Acute lung injury (ALI) and its more severe form, acute respiratory distress syndrome (ARDS), are serious conditions with an unacceptably high overall mortality rate of ~25%. In addition, some patients develop a debilitating, persistent and sometimes fatal, fibrotic lung disease called fibroproliferative ALI. Unfortunately, there are no effective therapeutic approaches to prevent or treat this disorder. This project seeks to address this therapeutic need by investigating the role of dual specificity protein phosphatase-1 (DUSP1, aka MKP-1), a protein threonine/tyrosine phosphatase that dephosphorylates and inactivates the mitogen-activated protein kinases, p38 and JNK. In preliminary studies using mouse models of acute lung injury and fibrosis, we have shown that the development of lung fibrosis is ablated in mice lacking DUSP1. Our preliminary studies also show that genetic DUSP1 deficiency in mice impairs the ability of macrophages to undergo "alternative" programming leading to impaired production of pro-fibrotic growth factors including TGF-?. These and other considerations have led us to hypothesize that DUSP1 is a therapeutic target that, when blocked, will reduce or prevent alternative macrophage programming, pro-fibrotic growth factor production and the development of ALI/ARDS-associated parenchymal lung fibrosis. These hypotheses will be addressed with three specific aims. Using genetic and conditional manipulation of DUSP1 expression in mouse models, the goal of Specific Aim 1 is to address the hypothesis that DUSP1 expression by macrophages is required for the development of fibroproliferative ALI.

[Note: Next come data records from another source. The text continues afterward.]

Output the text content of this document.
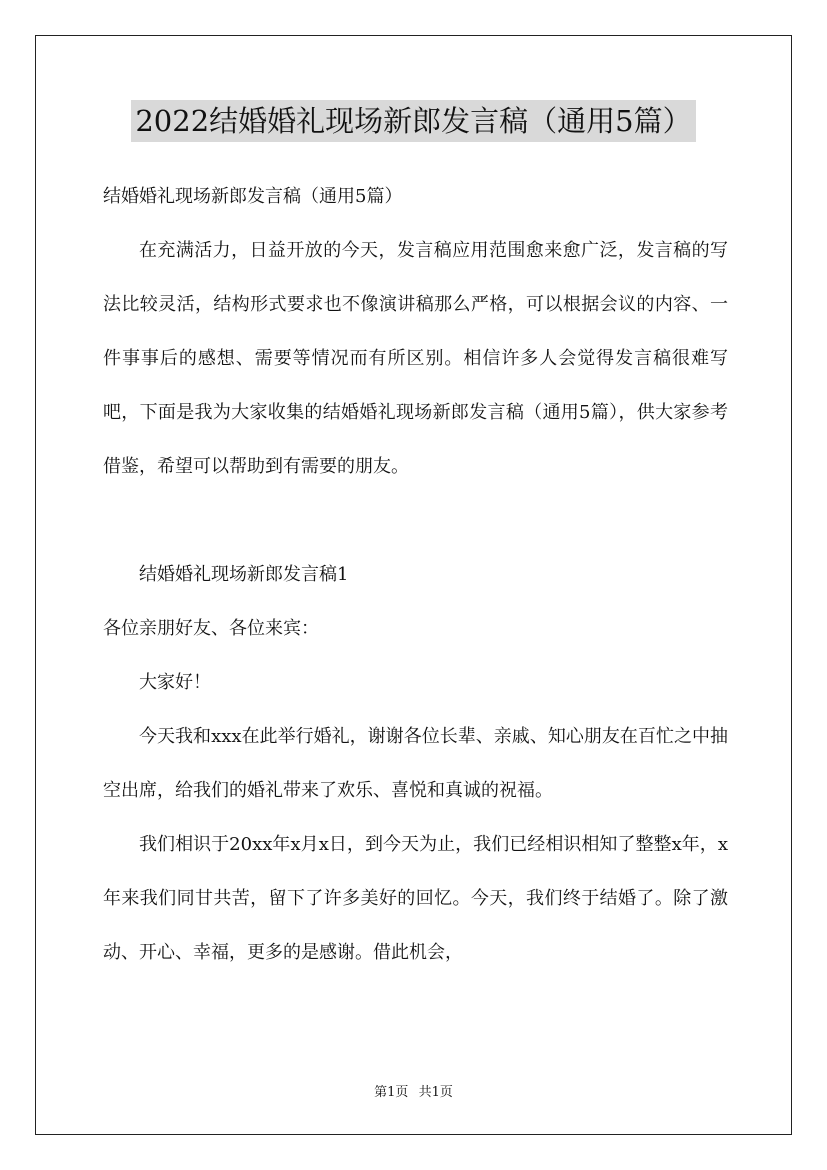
2022结婚婚礼现场新郎发言稿（通用5篇）

结婚婚礼现场新郎发言稿（通用5篇）

在充满活力，日益开放的今天，发言稿应用范围愈来愈广泛，发言稿的写法比较灵活，结构形式要求也不像演讲稿那么严格，可以根据会议的内容、一件事事后的感想、需要等情况而有所区别。相信许多人会觉得发言稿很难写吧，下面是我为大家收集的结婚婚礼现场新郎发言稿（通用5篇），供大家参考借鉴，希望可以帮助到有需要的朋友。

结婚婚礼现场新郎发言稿1

各位亲朋好友、各位来宾：

大家好！

今天我和xxx在此举行婚礼，谢谢各位长辈、亲戚、知心朋友在百忙之中抽空出席，给我们的婚礼带来了欢乐、喜悦和真诚的祝福。

我们相识于20xx年x月x日，到今天为止，我们已经相识相知了整整x年，x年来我们同甘共苦，留下了许多美好的回忆。今天，我们终于结婚了。除了激动、开心、幸福，更多的是感谢。借此机会，

第1页 共1页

In Specific Aim 2, we will test the hypothesis that DUSP1-dependent fibrotic lung disease is mediated by alternatively programmed macrophages producing pro-fibrotic growth factors. Lastly, in Specific Aim 3, we will begin translating this work into humans by conducting pre-clinical studies in which we will assess two currently available small molecule DUSP1 expression inhibitors, currently approved for use in humans, for their ability to phenocopy DUSP1 deficiency and inhibit the development of parenchymal lung fibrosis in mice. Our proposed studies represent the first time that protein phosphatases have been investigated as therapeutic targets for the treatment of fibroproliferative ALI. Thus, a long-term goal of this proposal is to translate our anticipated findings into a clinical trial of DUSP1 inhibitors in ALI nd ARDS patients who are at risk for developing fibrotic lung disease. In addition, DUSP1 may also be a valid therapeutic target in other fibrotic lung disease, e.g. progressive pulmonary fibrosis.
Acute lung injury is a serious condition that can lead to long-term scarring of the lungs and impaired lung function in some patients. Little is known about how lung scar formation develops or how to treat patients who develop lung scarring. This project seeks to address each of these issues with the longer term goal of developing novel therapeutic approaches to treat this devastating and often fatal disorder.